Cet objectif phare n’a été que partiellement rempli, puisqu’à cause d’un remaniement des espaces avec la section de synthèse, Duchêne n’a pu faire fabriquer que huit dioramas sur les seize initialement prévus.

Legende
Projet d’ensemble avec diorama, vitrines, luminaires et carte géographique, dessin au crayon
Credit
© Archives Nationales (fonds Laprade, 403 AP 231/2 pièce 47)
Un collaboration à travers toute la France
Il souligne aussi le rôle essentiel des correspondants locaux : « Loin de Paris, on ne lit guère le Journal officiel ; on ignore le règlement particulier du 16 janvier ; à peine soupçonne-t-on même qu’une Exposition coloniale internationale s’organise à Paris pour 1931 », alors même que « dans les musées de province, musées officiels ou musées privés, il existe bien des objets, ignorés ou inaperçus plus ou moins, qui trouveront leur place et prendront tout leur intérêt dans notre exposition rétrospective ».
Cet objectif a été atteint, dans la mesure où les nombreux voyages entrepris dans des villes de province par Duchêne et ses adjoints ont permis la création d’un vaste réseau de correspondants régionaux. Plusieurs objets issus de collections de musées territoriaux ont ainsi pu être prêtés pour l’exposition, comme le tableau Le siège de Rhodes par les Turcs (1480) du musée d’Epernay ou des vêtements offerts à l’impératrice Eugénie lors de son voyage en Algérie en 1860 du musée de Périgueux.

Legende
Le siège de Rhodes par les Turcs en 1480, huile sur bois transférée sur toile, fin XVe siècle, musée du Vin de Champagne et d'Archéologie régionale d’Epernay.
Credit
© Franck Boucourt.
La liste des « grands coloniaux »
Albert Duchêne est, enfin, associé à la réalisation de la liste des noms des « grands coloniaux », destinés à être gravés sur la façade ouest du musée permanent des Colonies.
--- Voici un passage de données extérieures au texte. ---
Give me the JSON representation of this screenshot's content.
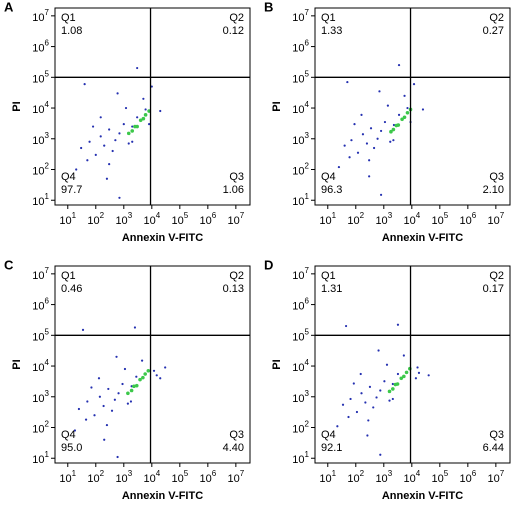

Il constitue ainsi une commission de quatre spécialistes sur ce sujet en octobre 1930 et suggère que « pour chaque nom, la période de vie et les titres de gloire, ceux-ci naturellement très brefs ». Il refuse, toutefois, d’assumer la responsabilité de cette liste lorsque Laprade lui demande de procéder à des corrections en juillet 1931.
Et après l'Exposition ?
Après l’Exposition coloniale, le commissaire de la section rétrospective Albert Duchêne occupe les fonctions de président de la Banque de l’Afrique occidentale. Il publie encore deux ouvrages sur des thématiques coloniales et maritimes, Un ministre trop oublié : Chasseloup- Laubat en 1932 et Les Rêveries de Bernardin de Saint-Pierre en 1935.